After reading the following I tried anodising at home.
http://astro.neutral.org/anodise.shtml
http://www.focuser.com/anodize.html
http://www.astronomiainumbria.org/advanced_internet_files/meccanica/easyweb.easynet.co.uk/_chrish/t-anodis.htm
I have had good results and successfully used black printer ink to dye the parts. Tried Dylon but I think it has been re-packaged since the above
articles were written and stuff I got didn't take to the aluminium.
Here are a couple of photos of my test pieces and equipment.
The small round black/silver coloured part was lightly polished with metal polish to improve the surface finish. Following the dying and sealing
process, the surface was matt and patchy.

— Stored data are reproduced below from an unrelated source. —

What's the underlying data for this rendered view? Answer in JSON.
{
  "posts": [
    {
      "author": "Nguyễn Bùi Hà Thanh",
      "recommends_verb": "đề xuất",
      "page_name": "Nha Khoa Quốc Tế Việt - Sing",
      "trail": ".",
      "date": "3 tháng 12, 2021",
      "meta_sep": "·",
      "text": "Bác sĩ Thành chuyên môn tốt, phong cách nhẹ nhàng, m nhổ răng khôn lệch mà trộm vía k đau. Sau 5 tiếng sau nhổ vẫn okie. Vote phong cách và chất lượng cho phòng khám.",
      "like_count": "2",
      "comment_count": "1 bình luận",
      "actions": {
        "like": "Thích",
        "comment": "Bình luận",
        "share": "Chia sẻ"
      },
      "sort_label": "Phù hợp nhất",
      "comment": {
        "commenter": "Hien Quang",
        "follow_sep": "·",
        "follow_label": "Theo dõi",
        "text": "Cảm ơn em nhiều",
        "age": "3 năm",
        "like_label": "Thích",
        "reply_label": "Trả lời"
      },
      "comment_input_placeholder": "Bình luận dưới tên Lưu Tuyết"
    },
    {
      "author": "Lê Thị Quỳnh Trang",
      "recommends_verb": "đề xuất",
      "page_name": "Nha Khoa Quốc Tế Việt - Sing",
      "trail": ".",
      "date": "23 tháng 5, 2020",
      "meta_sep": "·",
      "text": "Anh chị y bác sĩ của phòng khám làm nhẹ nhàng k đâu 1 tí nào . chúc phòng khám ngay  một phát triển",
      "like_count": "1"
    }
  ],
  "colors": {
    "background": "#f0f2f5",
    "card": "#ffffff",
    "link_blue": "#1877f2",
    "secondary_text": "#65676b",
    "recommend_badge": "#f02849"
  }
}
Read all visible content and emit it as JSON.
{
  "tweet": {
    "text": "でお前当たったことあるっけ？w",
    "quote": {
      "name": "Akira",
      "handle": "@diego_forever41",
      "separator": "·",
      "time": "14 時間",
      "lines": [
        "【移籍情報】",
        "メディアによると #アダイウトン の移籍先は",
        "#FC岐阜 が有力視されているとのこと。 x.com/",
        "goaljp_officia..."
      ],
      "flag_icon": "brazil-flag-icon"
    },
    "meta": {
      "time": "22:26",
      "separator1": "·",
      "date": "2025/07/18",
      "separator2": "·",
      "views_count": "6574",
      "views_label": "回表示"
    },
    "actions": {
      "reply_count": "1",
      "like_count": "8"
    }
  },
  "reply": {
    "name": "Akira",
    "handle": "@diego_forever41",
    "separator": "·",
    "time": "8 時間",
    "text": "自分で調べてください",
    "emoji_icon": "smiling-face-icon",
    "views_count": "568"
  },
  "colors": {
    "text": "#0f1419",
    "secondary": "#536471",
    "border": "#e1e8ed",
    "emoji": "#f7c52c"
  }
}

I would encourage any one to give it a got but carefully read the above articles and remember to take full precautions with the chemicals used.
[Edited on 9/6/11 by chris-g]
Exellent, been thinking about this for a while, as I want to do some aluminium.
Here are dyes I used, the Dylon didn't work,there was another type of Dylon on the shelf in Winkinsons but I have not yet tried it.
I hope to post some photos of actual parts successfully anodised and dyed soon.
Here are some the parts for my Spyder Silverstone that I have successfully anodised and coloured black.
It looks like that low temperature aluminium welding repair stuff such as Technoweld doesn't like to be anodised and is instead eaten away. I
need more experiment to confirm this but its worth bearing in mind.
I think that the Dylon that people used to use was the one that comes in little aluminium cans about 30mm dia x 10mm high. The idea was that you
spiked the can and poured the contents into a quantity of water.
If you google "dylon cold water dye" then you'll find it.
[Edited on 12/6/11 by David Jenkins]
That type of dye is not listed on the Dylon web site. It may still be available from some shops as old stock and I will be keeping an eye out for it. Proper anodising dye is available on ebay so I may give that a try.